The teenager Elliott tried to calm fears, applauding the Leeds fans who clapped him – a disgraceful minority indulged in some less pleasant sentiments – as he was stretchered off the pitch and posting a picture with his thumbs up on Instagram with the words: “Road to recovery.” Klopp is no fan of social media, but he at least welcomed the news Elliott was not in too much pain and that upbeat assessment.

But the road will not be short. Liverpool’s fourth league game of 2020-21 was Virgil van Dijk’s last. This was perhaps Elliott’s final game of the campaign. Perhaps there is a bitter irony that Jordan Pickford was not dismissed for his reprehensible lunge at the Dutchman whereas Pascal Struijk saw red for his challenge on Elliott. “Something I would never wish on anyone,” the defender later insisted. Leeds owner Andrea Radrizzani and manager Marcelo Bielsa insisted Struijk had no malice and they were almost certainly right. There is no direct link between the bad tackles and bad injuries: as it stands, Struijk faces a three-match ban but the luckless Elliott faces the greater injustice.

Youthful promise can offer the sense of boundless possibility. This was shaping up to be a seminal season for him, when he started to fulfil his considerable potential. He has shown a precocious assurance, an aptitude for the major occasion and the footballing intelligence to adapt. A winger on loan at Blackburn last season, he has become a midfielder for Liverpool this year, and a terrific one, a natural ball player who looks at home in possession. He had been outstanding against Chelsea and was impressing again at Elland Road. He was forming part of a enviably good right-sided trio, with Alexander-Arnold behind him and Salah ahead in an axis of creativity. The right-back felt the role model, the previous youngster to cement his place in the Liverpool team. He is used to being the youngest member of the team but called Elliott “little bro” in his own social-media post.
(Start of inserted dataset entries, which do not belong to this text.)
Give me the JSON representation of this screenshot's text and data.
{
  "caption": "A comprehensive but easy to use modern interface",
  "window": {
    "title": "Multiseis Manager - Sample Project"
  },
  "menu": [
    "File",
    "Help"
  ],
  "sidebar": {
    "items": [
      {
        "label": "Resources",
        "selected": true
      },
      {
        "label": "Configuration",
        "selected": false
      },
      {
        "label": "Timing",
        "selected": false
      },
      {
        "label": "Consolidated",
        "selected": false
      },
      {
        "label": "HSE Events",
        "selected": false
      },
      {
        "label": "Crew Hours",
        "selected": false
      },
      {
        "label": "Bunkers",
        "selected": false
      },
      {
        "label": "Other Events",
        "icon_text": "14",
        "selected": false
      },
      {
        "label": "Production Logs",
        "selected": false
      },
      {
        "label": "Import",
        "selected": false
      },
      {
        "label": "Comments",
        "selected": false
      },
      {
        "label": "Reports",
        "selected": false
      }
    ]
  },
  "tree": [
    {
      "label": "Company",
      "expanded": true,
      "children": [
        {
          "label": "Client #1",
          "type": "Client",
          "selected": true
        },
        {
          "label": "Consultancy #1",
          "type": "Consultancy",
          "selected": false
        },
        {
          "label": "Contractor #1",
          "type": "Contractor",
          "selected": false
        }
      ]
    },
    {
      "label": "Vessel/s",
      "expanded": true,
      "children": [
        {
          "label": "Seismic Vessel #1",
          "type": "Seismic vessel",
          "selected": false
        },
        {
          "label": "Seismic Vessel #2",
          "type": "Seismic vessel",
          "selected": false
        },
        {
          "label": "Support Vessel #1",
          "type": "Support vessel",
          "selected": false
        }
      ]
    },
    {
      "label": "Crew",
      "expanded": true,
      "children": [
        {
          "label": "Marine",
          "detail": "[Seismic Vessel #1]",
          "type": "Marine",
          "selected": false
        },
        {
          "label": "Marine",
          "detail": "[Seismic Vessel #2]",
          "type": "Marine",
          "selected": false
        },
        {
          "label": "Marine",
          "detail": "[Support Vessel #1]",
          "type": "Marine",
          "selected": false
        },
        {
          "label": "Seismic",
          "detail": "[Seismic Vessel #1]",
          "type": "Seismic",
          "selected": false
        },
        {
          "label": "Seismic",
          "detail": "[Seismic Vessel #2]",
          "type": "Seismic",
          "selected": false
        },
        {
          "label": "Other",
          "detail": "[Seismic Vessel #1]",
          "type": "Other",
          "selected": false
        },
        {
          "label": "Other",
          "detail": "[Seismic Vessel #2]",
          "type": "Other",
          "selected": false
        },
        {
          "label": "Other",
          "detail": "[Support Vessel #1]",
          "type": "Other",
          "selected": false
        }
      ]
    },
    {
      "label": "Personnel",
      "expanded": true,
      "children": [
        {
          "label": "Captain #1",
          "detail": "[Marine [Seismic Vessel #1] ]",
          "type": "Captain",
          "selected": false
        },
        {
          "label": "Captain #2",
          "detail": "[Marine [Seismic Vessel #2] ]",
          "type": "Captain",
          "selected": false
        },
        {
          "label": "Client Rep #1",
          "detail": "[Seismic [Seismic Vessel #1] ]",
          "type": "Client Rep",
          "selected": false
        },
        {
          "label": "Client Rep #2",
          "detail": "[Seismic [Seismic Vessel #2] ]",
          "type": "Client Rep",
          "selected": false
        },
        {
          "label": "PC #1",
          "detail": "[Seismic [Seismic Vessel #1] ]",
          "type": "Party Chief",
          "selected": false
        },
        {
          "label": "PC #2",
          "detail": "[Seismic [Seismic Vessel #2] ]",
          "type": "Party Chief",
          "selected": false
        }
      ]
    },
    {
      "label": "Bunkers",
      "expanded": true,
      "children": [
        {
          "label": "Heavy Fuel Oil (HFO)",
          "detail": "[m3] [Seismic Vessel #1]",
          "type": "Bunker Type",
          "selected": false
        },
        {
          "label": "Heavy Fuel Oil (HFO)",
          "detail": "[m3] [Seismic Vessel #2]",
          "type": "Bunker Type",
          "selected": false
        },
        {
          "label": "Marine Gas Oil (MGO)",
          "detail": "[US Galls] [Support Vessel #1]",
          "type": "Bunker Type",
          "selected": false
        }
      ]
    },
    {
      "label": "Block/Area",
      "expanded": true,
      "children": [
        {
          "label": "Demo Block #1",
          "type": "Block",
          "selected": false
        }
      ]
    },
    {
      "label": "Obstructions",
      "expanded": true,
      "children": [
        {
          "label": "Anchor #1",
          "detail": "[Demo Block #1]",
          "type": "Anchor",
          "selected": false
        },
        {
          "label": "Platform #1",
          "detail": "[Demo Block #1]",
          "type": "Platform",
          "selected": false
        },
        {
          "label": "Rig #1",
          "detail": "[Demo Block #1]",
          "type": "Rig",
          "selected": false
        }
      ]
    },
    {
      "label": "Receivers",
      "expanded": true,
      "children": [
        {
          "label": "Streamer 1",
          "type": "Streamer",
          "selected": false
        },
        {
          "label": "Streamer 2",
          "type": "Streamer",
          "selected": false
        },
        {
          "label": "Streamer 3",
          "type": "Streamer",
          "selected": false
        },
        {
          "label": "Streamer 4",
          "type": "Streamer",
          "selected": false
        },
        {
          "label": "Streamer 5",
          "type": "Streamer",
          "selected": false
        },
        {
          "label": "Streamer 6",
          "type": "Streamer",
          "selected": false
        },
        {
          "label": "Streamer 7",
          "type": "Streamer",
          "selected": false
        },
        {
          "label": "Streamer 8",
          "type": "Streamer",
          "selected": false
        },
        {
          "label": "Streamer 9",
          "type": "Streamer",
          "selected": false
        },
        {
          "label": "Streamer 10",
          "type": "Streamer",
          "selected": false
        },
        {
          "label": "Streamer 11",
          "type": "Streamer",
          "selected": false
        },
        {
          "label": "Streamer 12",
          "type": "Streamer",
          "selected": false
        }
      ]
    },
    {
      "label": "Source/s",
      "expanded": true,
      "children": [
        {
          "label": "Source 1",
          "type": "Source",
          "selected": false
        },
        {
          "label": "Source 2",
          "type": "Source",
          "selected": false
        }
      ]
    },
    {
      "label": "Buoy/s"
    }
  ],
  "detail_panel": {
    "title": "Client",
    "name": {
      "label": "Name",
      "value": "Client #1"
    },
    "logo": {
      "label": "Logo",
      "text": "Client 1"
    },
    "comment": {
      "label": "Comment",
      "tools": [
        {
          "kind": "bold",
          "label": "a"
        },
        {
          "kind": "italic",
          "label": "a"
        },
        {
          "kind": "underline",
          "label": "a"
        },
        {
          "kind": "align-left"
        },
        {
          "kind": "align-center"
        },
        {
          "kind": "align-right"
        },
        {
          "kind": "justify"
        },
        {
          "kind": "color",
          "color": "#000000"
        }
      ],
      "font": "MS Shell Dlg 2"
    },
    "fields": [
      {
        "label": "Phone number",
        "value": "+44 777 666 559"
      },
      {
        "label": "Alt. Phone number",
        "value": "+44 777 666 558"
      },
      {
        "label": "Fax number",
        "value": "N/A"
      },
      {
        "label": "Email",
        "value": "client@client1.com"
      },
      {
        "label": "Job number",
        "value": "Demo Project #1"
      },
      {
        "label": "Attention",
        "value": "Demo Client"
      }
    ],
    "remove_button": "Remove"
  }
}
Just as notable as Elliott’s talent was the trust Klopp had placed in him. The German has a habit of fielding his most solid, most experienced midfield trios for potentially defining games but Elliott was picked ahead of Thiago Alcantara against Chelsea and in place of Jordan Henderson at Leeds. He was the kid who dislodged the Champions League winners. Perhaps the injury was crueller as Henderson was stripped off, ready to replace Elliott, when he was hurt. Both player and manager can curse their misfortune. Klopp, an empathetic figure who forges bonds with his players, can feel their pain more than most.

He has contrasting experiences with major injuries. Van Dijk has looked commanding on his comeback but Alex Oxlade-Chamberlain and Rhian Brewster’s careers feel stunted. The midfielder has never recaptured the dynamism he was showing in the spring of 2018; the striker was sold. The same fate is unlikely to await Elliott in the next few years. “We will play football without him, but we will wait for him as well because he is a top player,” Klopp insisted. The hope must be that the road to recovery proves a route to the top.